Boogsnuituil Herminia grisealis
De boogsnuituil is gemakkelijk te herkennen aan zijn grijsbruine kleur en de dikke onderste lijn die begint in de vleugelpunten. En mocht je dan toch nog twijfelen, kijk dan eens naar de kaarsrechte bovenste lijn. Het bij deze en enkele andere snuituilen zichtbare korte, gebogen streepje ongeveer midden op de vleugel is het restant van de niervlek! Met een spanwijdte van 24 tot 28mm is de boogsnuituil de kleinste vanalle snuituilen.
Hoewel de eitjes vanaf juni worden gelegd, zien we de rupsen van de boogsnuituil pas vanaf juli. De rupsen zijn tamelijk bijzonder, omdat ze niet alleen levend blad eten, maar ook stervend blad en dode bladeren. Zo blijven ze zich voeden van het blad aan een afgebroken tak. Ook zijn ze veel op de grond te vinden, etend van afgevallen bladeren. In oktober spinnen ze tussen bladafval, in een spleet in de schors of onder de schors een kokon. Hierin wordt verpopt en vervolgens overwinterd. De rups is bruinig tot roodbruin en heeft een tamelijk dikke, donkere lengtestreep op de rug. Opvallend is dat deze pas begint op het derde of vierde segment. De kop is grijsbruin en de rups bereikt een lengte tussen de 13 en 18mm. Veel planten fungeren als voedselplant, zoals berk, els, meidoorn en bosrank. De populairste voedselplanten echter zijn eik, beuk en braam.

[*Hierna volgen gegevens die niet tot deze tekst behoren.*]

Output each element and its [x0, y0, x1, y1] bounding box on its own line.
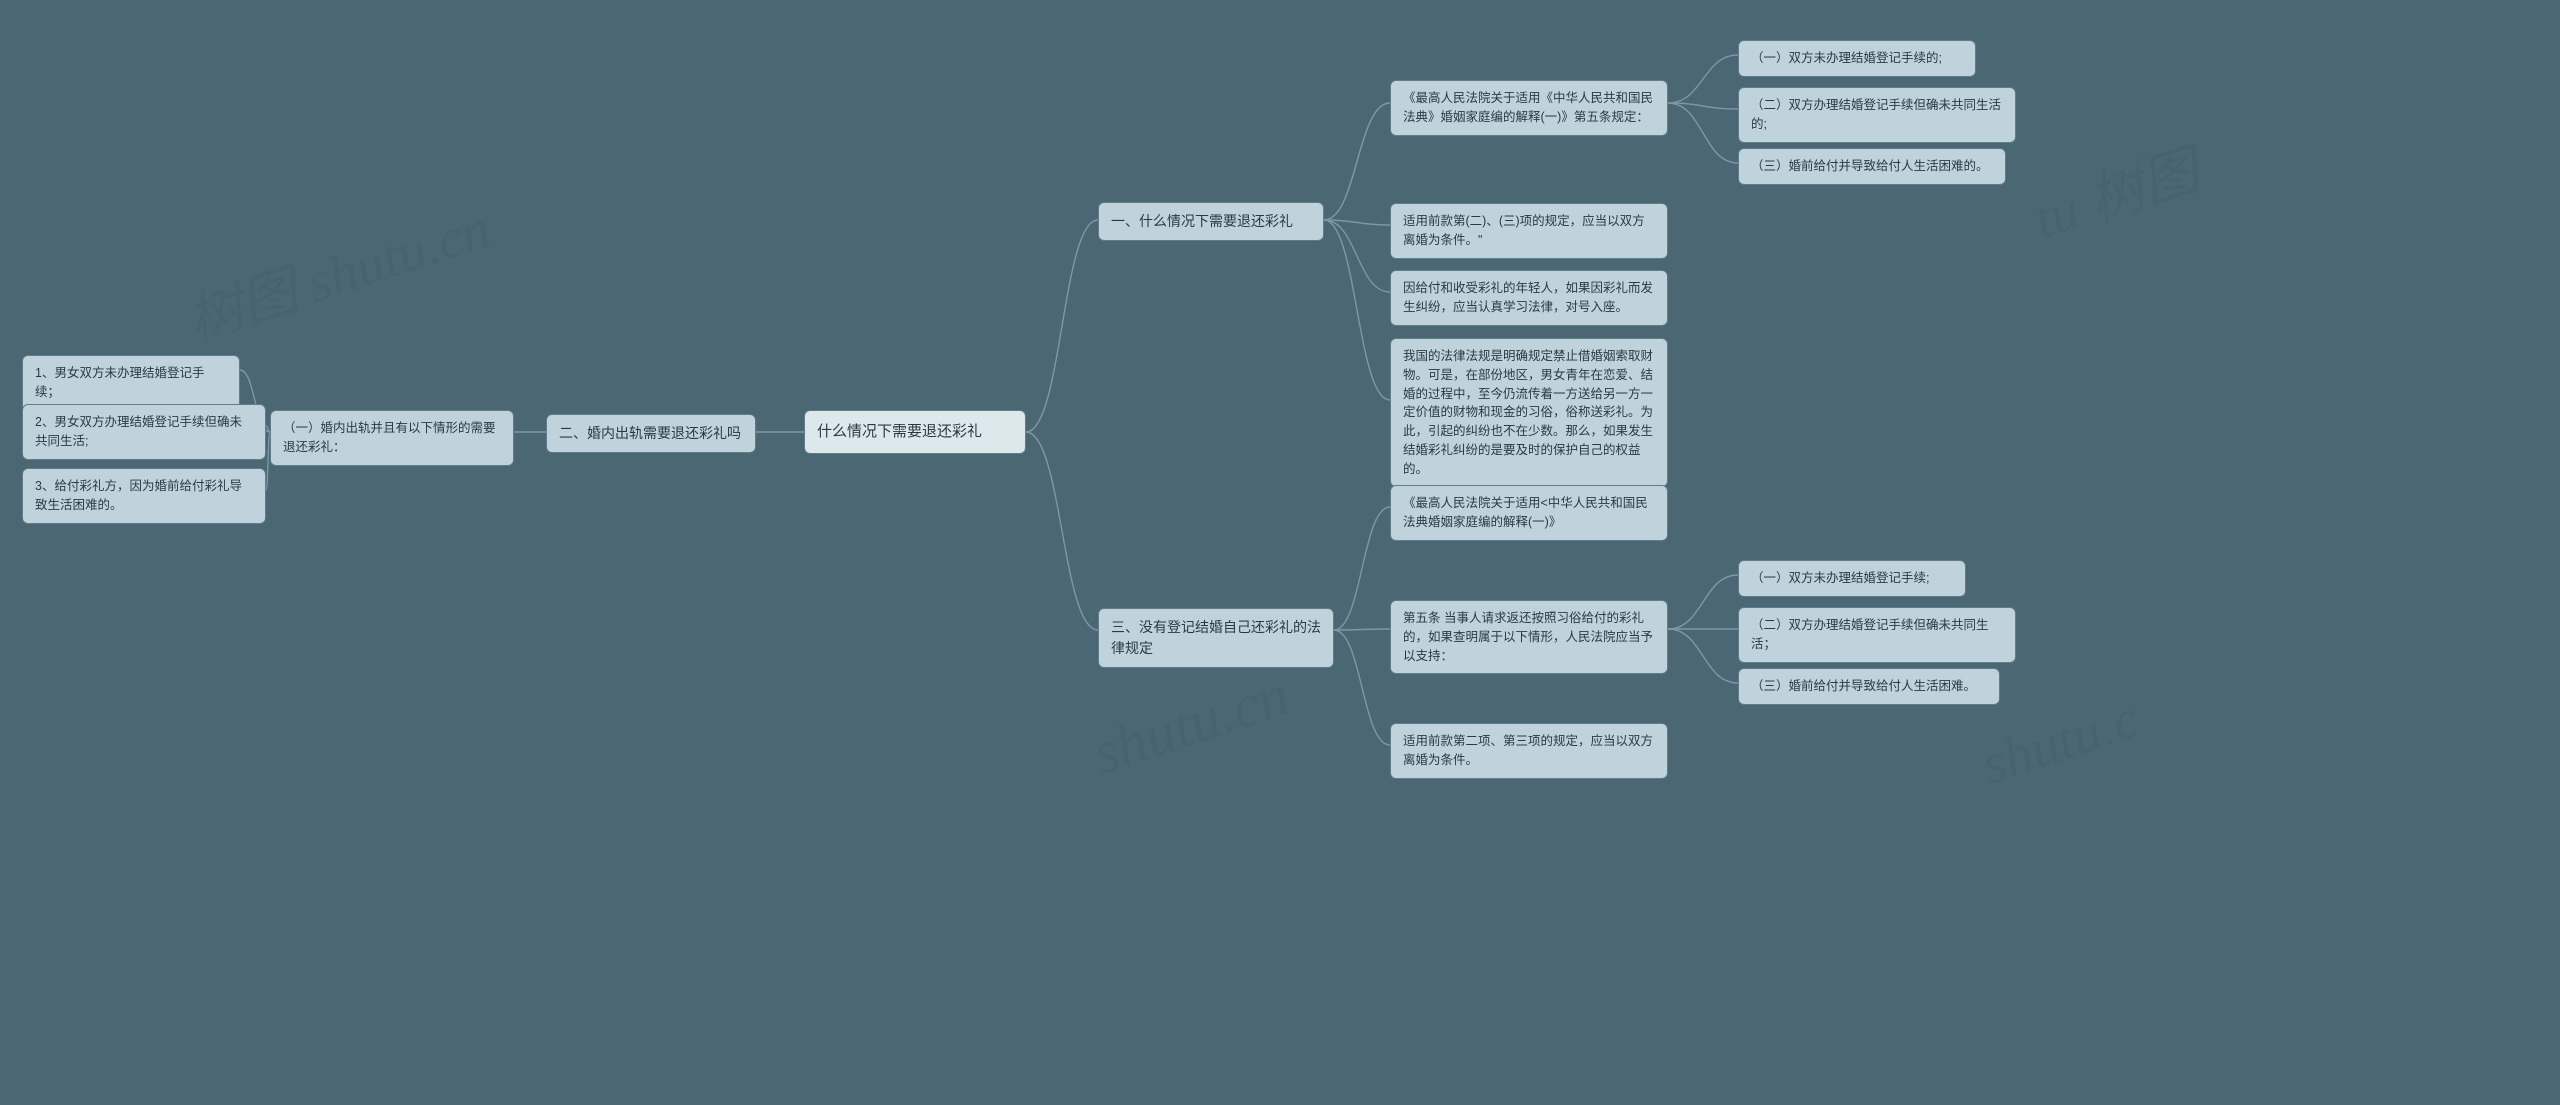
mindmap-canvas: 树图 shutu.cn shutu.cn shutu.c tu 树图什么情况下需要退还…: [0, 0, 2560, 1105]
mindmap-node-s3_2c[interactable]: （三）婚前给付并导致给付人生活困难。: [1738, 668, 2000, 705]
mindmap-node-s3_2b[interactable]: （二）双方办理结婚登记手续但确未共同生活；: [1738, 607, 2016, 663]
mindmap-node-s2_1c[interactable]: 3、给付彩礼方，因为婚前给付彩礼导致生活困难的。: [22, 468, 266, 524]
mindmap-node-s2_1b[interactable]: 2、男女双方办理结婚登记手续但确未共同生活;: [22, 404, 266, 460]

De boogsnuituil vliegt van half mei tot half oktober, met een duidelijke piek in juni en juli. De dieren die we in augustus en later zien behoren tot een tweede generatie. Hij vliegt niet overdag, maar laat zich dan wel gemakkelijk verstoren. Al zeer vroeg in de avondschemering kunnen we de eerste dieren waarnemen. Ze komen zeer gemakkelijk op licht en op smeer af. Het is een soort van bossen, struwelen, parken en tuinen. In de hele Benelux een zeer gewone soort, die bijna overal voorkomt.